Tesla (TSLA) extended its rally on Thursday, spiking decisively above $2000 per share and setting a new record high ahead of an expected 5 to 1 stock split, and its soon-to-be inclusion in the S&P 500 Index (GSPC).

The eco-friendly car maker’s stock, currently one of the most expensive on Wall Street and up nearly 7%, has been soaring without an immediate catalyst. Tesla rose as high as $2021.99 before paring those gains to close at $2,001.83.

Yet CEO Elon Musk, a prolific voice on Twitter who’s courted multiple controversies with regulators and investors with his posts, has exulted as Tesla rallies to new heights — in the process burning the bearish short-sellers arrayed against the shares. The company is also bolstered by a vocal and passionate core of supporters among its investor class.

However, the good news has been stacking up for a company that spent much of last year under withering pressure from analysts and investors. Its market capitalization — currently nearing $400 billion — dwarfs that of its more established competitors in the auto space, including General Motors (GM), Ford (F), and BMW, the German luxury car purveyor (BMW).

Most recently, Tesla posted a surprise second-quarter profit with the electric car-maker delivering more vehicles than expected despite virus-related disruptions. And as consumer demand for electric vehicles (EV) grows both domestically and internationally, Teslas account for nearly 82% of all EVs sold in the U.S. during the first half of the year, according to data from Buy Shares. According to the data, 71,375 Teslas EV models were sold, led by the company’s booming Model 3.

Wedbush Securities, which earlier this week predicted a move to $1900, expects the car maker to extend its grip on the all important Chinese market this year — reaching 150,000 vehicles delivered.

“It’s about pent-up demand,” Analyst Dan Ives told Yahoo Finance’s The First Trade.

However, other analysts see risks to a stock that, while wrongfooting short-sellers, still faces significant headwinds.

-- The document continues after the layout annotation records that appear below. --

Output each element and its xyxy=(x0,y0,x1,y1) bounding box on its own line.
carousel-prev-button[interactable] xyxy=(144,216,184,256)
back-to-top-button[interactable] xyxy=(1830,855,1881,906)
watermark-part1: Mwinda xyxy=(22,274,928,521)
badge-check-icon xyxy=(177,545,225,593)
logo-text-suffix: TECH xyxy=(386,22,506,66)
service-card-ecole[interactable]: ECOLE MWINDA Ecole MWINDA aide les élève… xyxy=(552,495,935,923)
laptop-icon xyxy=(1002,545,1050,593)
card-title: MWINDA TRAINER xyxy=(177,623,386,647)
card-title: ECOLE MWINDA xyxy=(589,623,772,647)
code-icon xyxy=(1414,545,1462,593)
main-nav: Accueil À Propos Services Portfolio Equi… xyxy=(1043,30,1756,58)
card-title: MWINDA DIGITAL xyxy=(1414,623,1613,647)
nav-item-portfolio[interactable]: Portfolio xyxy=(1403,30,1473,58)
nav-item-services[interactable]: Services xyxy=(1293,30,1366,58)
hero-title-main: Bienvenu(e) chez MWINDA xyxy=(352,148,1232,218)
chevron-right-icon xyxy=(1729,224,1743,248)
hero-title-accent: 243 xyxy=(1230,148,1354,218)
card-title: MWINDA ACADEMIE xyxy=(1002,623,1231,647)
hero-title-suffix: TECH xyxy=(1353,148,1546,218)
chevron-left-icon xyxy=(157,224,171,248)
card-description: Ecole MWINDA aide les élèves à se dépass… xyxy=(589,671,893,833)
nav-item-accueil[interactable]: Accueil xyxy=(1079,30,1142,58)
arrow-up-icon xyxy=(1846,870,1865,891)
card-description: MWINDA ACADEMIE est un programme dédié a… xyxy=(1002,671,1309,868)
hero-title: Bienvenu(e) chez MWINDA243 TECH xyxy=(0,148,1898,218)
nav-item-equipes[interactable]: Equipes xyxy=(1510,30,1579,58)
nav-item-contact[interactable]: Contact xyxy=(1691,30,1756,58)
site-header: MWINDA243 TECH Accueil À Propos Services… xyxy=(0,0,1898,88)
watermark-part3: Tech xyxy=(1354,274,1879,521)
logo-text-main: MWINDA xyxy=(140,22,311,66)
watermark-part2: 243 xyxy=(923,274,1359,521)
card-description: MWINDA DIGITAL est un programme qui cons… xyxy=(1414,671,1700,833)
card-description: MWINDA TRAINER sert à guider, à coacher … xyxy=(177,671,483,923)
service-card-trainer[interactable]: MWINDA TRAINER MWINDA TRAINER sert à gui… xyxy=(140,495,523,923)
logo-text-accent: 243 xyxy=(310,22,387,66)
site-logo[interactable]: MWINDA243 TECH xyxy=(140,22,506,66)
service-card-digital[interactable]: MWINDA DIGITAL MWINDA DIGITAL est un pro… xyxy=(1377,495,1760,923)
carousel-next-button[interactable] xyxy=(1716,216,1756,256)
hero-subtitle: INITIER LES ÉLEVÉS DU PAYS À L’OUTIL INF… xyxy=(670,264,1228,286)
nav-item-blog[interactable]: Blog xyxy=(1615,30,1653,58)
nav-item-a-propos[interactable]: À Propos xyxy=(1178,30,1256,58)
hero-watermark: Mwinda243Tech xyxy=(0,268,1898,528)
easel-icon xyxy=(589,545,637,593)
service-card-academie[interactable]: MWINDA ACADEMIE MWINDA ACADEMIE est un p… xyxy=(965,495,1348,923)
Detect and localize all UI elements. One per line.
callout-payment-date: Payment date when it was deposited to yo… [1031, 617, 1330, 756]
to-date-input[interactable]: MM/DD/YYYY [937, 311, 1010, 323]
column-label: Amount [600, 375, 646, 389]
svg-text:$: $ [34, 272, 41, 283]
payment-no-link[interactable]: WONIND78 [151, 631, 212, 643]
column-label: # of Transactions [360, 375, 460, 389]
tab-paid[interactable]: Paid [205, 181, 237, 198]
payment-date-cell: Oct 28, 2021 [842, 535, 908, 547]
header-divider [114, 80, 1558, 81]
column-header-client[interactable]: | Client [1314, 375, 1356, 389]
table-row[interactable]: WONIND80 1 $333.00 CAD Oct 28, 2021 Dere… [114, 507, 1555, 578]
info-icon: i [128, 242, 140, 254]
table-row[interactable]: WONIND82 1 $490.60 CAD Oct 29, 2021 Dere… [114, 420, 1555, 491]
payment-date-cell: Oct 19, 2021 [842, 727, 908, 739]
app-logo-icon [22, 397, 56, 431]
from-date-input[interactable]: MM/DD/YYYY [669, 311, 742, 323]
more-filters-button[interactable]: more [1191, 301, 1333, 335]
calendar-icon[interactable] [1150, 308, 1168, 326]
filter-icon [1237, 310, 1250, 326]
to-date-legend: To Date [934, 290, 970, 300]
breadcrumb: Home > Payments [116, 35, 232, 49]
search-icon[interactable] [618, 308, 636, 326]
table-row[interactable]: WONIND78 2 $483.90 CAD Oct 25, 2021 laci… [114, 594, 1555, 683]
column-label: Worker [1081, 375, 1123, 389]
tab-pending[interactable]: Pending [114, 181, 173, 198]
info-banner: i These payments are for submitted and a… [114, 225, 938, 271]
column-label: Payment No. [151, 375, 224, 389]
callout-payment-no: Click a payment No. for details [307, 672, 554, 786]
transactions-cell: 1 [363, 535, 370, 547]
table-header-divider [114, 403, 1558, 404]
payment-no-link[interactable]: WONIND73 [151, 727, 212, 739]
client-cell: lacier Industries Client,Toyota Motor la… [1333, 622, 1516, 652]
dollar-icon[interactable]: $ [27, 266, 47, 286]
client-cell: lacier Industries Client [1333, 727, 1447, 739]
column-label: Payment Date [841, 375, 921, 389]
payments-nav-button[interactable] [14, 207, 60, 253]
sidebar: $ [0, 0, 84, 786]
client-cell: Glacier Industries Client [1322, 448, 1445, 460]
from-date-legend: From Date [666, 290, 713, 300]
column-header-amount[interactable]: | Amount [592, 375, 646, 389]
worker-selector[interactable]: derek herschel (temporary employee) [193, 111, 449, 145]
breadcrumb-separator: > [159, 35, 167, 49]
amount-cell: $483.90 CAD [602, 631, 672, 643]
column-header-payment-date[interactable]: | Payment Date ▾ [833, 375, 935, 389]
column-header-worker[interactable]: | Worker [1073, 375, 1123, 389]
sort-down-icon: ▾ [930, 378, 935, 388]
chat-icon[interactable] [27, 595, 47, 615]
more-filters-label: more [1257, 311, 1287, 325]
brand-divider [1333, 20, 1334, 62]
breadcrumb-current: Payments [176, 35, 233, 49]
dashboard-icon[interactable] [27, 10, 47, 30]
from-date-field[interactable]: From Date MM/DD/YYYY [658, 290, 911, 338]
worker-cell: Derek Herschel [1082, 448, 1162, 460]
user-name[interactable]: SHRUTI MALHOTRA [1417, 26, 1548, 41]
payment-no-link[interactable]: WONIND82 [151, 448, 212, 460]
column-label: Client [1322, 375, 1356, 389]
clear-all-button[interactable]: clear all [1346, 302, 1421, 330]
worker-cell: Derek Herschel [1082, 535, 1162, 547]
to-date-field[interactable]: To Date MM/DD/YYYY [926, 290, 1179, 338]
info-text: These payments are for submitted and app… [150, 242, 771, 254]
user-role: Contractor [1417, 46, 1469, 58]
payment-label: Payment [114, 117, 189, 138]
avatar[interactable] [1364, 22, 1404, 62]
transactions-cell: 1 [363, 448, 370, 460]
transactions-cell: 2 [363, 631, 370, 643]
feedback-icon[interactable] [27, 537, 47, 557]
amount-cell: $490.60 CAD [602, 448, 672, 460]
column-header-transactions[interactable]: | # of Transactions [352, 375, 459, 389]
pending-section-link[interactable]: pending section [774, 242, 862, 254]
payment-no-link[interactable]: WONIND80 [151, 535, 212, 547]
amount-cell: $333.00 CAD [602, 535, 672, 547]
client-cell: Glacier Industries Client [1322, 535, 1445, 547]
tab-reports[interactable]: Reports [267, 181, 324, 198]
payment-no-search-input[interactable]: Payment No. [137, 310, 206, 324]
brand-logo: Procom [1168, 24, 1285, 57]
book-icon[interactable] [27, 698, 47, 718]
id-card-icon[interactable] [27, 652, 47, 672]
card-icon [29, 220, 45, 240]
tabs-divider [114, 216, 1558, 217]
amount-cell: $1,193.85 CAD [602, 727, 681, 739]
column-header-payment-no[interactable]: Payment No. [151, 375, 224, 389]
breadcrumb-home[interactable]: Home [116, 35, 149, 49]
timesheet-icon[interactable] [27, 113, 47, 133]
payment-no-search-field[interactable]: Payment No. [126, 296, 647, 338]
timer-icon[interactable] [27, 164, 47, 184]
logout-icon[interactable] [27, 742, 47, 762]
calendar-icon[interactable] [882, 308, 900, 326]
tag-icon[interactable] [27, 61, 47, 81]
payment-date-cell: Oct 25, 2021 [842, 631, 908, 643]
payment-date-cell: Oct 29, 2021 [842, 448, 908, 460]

David Trainer, CEO of investment research firm New Constructs, said in a research note earlier this month that investors will eventually “wake up to Tesla’s competitive disadvantages and knock the stock down to $250-300/share where a white knight buyer might scoop it up.”

He added that Tesla’s bulls “tend to overlook the slow, but deliberate and large, entrance that incumbent automakers will make in the electric vehicle market. By 2025, these firms are expected to sell ~3.1 million EVs, which is significantly more than even the most optimistic estimates for Tesla sales in 2025.”